Nieuws

Nieuwsgierig naar de bodem tijdens de Kinderuniversiteit

article_published_on_label
8 oktober 2015

Maar liefst 240 kinderen verzamelden zich in het Wageningse Orion gebouw op woensdagmiddag 7 oktober. Zij waren allemaal nieuwsgierig naar de colleges over ‘Bodem’, het thema van de Kinderuniversiteit 2015. Het evenement, georganiseerd door het Wetenschapsknooppunt Wageningen University in samenwerking met de Christelijke Hogeschool Ede, sloot mooi aan bij het thema van de Kinderboekenweek over natuur, wetenschap en techniek. Een middag met antwoorden, maar nog veel meer vragen.

Bladblazer
De kinderen uit groep 6, 7 en 8 ontvangen prof. dr. Jakob Wallinga met een luid applaus. De professor wil graag zijn nieuwsgierigheid naar rivieren, heuvels en het ontstaan van landschappen overbrengen aan de kinderen. En ze mogen alle vragen stellen die ze maar willen. ‘Wanneer barst een vulkaan uit?’ Wallinga laat het zien met een filmpje. ‘Waar is de bodem het dikst?’ Een uitleg over bergen volgt. Met een bladblazer en gieters laat de professor zien dat bergen kunnen afbrokkelen. De deelnemers mogen dit ook zelf uitproberen door met een jampotje met suikerklontjes te schudden. De vraag ‘Gaat de beweging van de aarde altijd door?’ krijgt de prijs voor de beste vraag.

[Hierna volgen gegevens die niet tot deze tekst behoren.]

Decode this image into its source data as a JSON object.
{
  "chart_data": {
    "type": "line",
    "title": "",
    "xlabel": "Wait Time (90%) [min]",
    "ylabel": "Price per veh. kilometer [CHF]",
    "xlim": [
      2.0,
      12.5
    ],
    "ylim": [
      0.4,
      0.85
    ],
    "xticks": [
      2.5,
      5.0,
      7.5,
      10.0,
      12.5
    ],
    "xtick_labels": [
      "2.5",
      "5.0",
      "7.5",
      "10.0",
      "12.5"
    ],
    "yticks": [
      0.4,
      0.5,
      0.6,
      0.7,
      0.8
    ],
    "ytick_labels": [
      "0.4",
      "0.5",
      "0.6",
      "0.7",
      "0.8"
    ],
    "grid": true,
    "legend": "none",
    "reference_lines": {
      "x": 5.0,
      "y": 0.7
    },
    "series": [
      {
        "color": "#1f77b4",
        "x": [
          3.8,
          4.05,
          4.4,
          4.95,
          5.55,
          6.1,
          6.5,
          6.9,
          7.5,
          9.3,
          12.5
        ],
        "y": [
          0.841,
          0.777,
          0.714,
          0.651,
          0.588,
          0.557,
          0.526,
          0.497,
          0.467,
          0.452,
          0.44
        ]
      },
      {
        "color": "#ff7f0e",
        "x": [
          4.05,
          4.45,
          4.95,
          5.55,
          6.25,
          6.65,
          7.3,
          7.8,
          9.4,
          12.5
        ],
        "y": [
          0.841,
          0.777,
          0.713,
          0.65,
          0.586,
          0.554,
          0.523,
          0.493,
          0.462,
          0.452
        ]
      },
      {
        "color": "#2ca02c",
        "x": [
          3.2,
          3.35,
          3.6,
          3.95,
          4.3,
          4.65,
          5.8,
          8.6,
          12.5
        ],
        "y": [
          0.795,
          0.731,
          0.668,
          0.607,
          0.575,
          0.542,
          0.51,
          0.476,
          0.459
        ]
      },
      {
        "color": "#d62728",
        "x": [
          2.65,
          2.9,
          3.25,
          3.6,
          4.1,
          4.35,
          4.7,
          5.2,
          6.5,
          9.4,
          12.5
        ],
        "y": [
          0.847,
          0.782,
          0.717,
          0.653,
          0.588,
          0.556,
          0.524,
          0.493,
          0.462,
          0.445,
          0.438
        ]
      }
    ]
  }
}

Gaat de beweging van de aarde altijd door?

Regenworm
Na de pauze vertelt dr. Violette Geissen over de huid van de aarde. De kinderen weten al goed waarom de bodem belangrijk is: je kan er op staan, hij is vruchtbaar en hij houdt de warmte binnen. Geissen vergelijkt de bodem met je eigen huid: als je huid kapot is en pijn doet, voel je je niet lekker. Dat geldt ook voor de aarde en de bodem. Maar wat voor soorten bodem heb je eigenlijk? Dat mogen de kinderen zelf ontdekken: kleien, voelen en raden! Ze vinden zand, klei, grind en zelfs een regenworm.

Professor worden
Maar wat kunnen ze nu met die kennis? Nou, je kan professor worden! Maar nog handiger is dat je weet waar een bodem gevaarlijk is, daar moet dus geen stad gebouwd worden. En als je de bodem begrijpt, kan je ermee samen werken.

Enthousiasme
De kinderen reageren enthousiast: ‘ik ga een abonnement nemen!’, roept een jongen. Een meisje zegt: ‘ik ga nu zelf in de bodem kijken!’